Asymmetric Response of a Jammed Plastic Bead Raft

The successful development of an effective temperature would be an important step in the application of statistical mechanics principles to systems driven far from equilibrium. One direction that has shown promise is the use of fluctuation-dissipation relations. However, driven systems break time-reversal symmetry, and understanding the implications of this for fluctuation-dissipation relations is a critical step in developing effective temperatures. Here we study the response function in a driven system of plastic beads as a function of the density in order to elucidate the generality of the use of fluctuation-dissipation relations. We find that even when a linear response is observed, the time scale of the response is dependent on the direction of the applied stress.

Figure 1

(a) Averaged angular response (solid black line) to an applied square-wave voltage pulse corresponding to an applied torque (dashed red line).
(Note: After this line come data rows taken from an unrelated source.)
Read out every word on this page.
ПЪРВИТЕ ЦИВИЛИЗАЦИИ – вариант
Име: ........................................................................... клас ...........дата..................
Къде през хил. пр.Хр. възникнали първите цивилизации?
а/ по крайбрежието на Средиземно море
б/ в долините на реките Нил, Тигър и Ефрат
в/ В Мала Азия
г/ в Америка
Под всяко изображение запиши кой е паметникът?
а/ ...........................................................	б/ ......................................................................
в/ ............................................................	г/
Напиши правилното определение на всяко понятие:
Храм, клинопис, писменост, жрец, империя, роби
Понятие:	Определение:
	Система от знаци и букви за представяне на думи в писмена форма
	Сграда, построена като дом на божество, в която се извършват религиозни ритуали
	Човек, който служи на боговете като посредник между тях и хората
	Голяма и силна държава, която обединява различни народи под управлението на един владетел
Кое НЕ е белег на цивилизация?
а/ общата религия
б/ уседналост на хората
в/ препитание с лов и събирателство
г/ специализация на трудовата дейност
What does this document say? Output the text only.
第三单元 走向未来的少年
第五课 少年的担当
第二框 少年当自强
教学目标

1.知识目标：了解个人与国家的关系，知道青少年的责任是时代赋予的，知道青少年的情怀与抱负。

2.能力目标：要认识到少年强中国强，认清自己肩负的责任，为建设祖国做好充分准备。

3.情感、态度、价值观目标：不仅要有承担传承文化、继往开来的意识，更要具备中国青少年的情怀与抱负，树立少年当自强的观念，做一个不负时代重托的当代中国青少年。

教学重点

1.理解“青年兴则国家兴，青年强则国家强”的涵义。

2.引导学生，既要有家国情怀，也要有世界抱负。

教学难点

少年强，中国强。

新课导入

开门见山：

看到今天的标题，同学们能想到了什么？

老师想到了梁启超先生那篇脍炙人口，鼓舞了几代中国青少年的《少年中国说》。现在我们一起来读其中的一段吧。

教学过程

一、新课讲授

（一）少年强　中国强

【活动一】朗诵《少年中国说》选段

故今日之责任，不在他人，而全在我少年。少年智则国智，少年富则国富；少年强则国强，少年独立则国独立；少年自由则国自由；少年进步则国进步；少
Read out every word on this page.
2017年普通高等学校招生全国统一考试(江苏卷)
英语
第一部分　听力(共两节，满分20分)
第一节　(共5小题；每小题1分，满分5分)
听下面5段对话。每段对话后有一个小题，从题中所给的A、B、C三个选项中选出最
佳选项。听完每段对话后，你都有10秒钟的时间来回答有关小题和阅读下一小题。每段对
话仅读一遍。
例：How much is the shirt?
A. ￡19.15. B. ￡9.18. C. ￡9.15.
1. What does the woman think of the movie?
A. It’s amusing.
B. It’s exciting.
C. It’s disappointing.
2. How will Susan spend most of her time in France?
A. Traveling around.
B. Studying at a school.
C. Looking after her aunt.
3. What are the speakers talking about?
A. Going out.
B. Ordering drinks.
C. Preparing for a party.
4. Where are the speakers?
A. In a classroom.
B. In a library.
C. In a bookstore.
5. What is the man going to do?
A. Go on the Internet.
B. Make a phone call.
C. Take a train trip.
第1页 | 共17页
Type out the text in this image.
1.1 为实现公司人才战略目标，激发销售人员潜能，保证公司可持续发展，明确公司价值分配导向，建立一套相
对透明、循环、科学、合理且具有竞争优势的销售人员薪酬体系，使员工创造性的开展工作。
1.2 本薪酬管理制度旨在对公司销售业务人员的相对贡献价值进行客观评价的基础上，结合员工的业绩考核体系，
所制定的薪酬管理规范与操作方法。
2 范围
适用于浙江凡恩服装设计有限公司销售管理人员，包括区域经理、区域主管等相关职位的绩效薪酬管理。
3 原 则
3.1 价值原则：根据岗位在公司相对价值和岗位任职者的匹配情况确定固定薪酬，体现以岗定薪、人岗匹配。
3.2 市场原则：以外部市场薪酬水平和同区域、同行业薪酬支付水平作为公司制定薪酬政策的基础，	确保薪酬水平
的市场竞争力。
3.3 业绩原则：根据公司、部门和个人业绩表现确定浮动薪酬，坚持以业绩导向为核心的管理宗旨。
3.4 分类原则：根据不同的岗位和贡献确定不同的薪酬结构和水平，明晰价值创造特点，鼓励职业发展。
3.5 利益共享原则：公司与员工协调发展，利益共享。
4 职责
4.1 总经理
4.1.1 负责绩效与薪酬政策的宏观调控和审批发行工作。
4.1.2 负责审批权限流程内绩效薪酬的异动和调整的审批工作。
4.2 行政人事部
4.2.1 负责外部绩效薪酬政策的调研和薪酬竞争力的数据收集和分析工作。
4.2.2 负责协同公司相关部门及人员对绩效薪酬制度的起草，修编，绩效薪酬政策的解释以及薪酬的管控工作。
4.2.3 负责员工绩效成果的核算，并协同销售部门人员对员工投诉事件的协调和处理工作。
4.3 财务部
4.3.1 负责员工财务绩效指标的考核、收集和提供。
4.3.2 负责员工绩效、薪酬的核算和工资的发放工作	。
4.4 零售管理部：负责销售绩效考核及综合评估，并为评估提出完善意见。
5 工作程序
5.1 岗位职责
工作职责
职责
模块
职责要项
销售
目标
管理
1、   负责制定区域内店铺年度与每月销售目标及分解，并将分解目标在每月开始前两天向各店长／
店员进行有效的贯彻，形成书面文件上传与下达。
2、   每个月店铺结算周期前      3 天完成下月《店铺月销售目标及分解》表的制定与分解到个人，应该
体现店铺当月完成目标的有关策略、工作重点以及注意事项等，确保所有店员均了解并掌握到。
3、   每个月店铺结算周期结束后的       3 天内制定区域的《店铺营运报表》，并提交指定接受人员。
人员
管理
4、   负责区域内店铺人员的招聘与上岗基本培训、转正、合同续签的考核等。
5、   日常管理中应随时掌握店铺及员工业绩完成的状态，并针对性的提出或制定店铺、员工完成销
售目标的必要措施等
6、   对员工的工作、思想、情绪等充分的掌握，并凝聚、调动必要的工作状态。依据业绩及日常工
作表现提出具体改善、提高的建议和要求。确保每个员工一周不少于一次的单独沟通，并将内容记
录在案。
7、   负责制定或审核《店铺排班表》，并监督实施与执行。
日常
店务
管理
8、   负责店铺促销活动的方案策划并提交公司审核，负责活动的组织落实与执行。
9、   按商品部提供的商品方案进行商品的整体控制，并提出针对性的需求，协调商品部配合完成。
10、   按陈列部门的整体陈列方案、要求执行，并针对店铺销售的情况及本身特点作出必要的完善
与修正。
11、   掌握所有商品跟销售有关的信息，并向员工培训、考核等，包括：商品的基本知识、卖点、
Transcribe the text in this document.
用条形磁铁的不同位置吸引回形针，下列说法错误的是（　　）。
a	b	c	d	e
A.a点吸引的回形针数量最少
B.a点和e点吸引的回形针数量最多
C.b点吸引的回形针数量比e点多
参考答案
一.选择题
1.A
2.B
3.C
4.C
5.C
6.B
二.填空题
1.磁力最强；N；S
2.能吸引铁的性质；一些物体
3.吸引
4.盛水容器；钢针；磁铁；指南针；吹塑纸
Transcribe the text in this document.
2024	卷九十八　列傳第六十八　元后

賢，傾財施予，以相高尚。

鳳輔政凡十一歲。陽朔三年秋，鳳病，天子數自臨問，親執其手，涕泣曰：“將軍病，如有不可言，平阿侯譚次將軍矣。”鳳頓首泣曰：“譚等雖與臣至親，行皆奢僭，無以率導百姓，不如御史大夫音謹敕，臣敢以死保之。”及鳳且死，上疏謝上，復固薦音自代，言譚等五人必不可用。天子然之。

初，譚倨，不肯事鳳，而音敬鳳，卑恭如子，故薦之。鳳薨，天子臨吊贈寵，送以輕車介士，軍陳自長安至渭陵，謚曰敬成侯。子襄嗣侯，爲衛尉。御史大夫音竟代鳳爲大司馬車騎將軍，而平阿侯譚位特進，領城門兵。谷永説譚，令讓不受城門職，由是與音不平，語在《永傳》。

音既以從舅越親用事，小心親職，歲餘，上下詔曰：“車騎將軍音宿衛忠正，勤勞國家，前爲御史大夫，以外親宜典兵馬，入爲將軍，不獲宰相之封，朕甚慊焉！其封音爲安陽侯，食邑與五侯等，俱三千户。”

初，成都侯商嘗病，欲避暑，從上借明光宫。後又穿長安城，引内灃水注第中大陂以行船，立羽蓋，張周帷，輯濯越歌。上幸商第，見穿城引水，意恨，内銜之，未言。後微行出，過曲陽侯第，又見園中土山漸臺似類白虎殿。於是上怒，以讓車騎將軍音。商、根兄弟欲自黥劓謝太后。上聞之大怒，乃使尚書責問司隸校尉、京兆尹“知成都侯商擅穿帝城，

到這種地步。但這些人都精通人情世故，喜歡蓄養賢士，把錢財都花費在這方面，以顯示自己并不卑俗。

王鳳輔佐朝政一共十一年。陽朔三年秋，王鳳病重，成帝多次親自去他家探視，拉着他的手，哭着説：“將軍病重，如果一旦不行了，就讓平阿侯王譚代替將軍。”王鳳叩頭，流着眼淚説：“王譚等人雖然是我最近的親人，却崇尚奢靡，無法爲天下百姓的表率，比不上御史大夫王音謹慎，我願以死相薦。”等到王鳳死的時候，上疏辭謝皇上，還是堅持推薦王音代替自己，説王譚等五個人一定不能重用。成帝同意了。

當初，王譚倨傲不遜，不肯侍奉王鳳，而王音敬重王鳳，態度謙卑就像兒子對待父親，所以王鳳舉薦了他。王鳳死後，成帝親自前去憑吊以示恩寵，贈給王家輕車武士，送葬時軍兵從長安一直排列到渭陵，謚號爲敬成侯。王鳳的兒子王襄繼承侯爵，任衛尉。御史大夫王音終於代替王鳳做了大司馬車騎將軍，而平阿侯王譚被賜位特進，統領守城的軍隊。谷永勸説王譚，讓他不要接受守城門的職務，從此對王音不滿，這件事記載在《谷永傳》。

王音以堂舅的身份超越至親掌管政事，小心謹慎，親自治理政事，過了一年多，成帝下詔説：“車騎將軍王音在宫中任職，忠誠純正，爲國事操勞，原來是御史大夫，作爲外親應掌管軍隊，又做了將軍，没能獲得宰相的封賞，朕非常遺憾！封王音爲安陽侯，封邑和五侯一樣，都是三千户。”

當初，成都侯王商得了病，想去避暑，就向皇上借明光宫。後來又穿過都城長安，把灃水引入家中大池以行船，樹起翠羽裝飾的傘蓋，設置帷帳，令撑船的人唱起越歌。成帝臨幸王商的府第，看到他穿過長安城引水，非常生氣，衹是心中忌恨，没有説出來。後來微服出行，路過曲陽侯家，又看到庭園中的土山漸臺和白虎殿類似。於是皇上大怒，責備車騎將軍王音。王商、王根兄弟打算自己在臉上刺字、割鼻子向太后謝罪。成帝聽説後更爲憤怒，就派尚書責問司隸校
The angle and applied torque have been scaled to appear on the same plot. (b) Time series of angular response (solid black line) given an applied square-wave voltage pulse that corresponds to an applied torque (dashed red line). The angle and applied torque have been scaled to appear on the same plot.

Figure 2

The symbols are the final averaged angular displacement of the inner cylinder as a function of the applied voltage pulse given an external rotation rate of $0.01\mathrm{rad}/\mathrm{s}$ and a packing fraction of 0.75. The applied torque is linear in the applied voltage.

Figure 3

Plot of the response times as a function of rotation rate for three different packing fractions (0.72 □, 0.745 ○, 0.77 ▵). Solid symbols correspond to applying a torque in the direction of flow, and open symbols correspond to a torque opposite the flow. The inset is a plot of the correlation times as a function of rotation rate for the same three packing fractions.

Figure 4

(a) Parametric plots of the angular response function versus the angular correlation function. The solid lines are for the response when the applied torque is in the direction of flow. The dashed lines are for the response when the applied torque is in the opposite direction of the flow. In order of decreasing amplitude for the response, the curves are for packing fractions of 0.72, 0.74, and 0.78. (b) A close-up of the two curves for packing fraction 0.78. The dashed and solid lines are the same curves as in (a). Inset in (b) is the correlation function for a packing fraction of 0.78 as a function of time.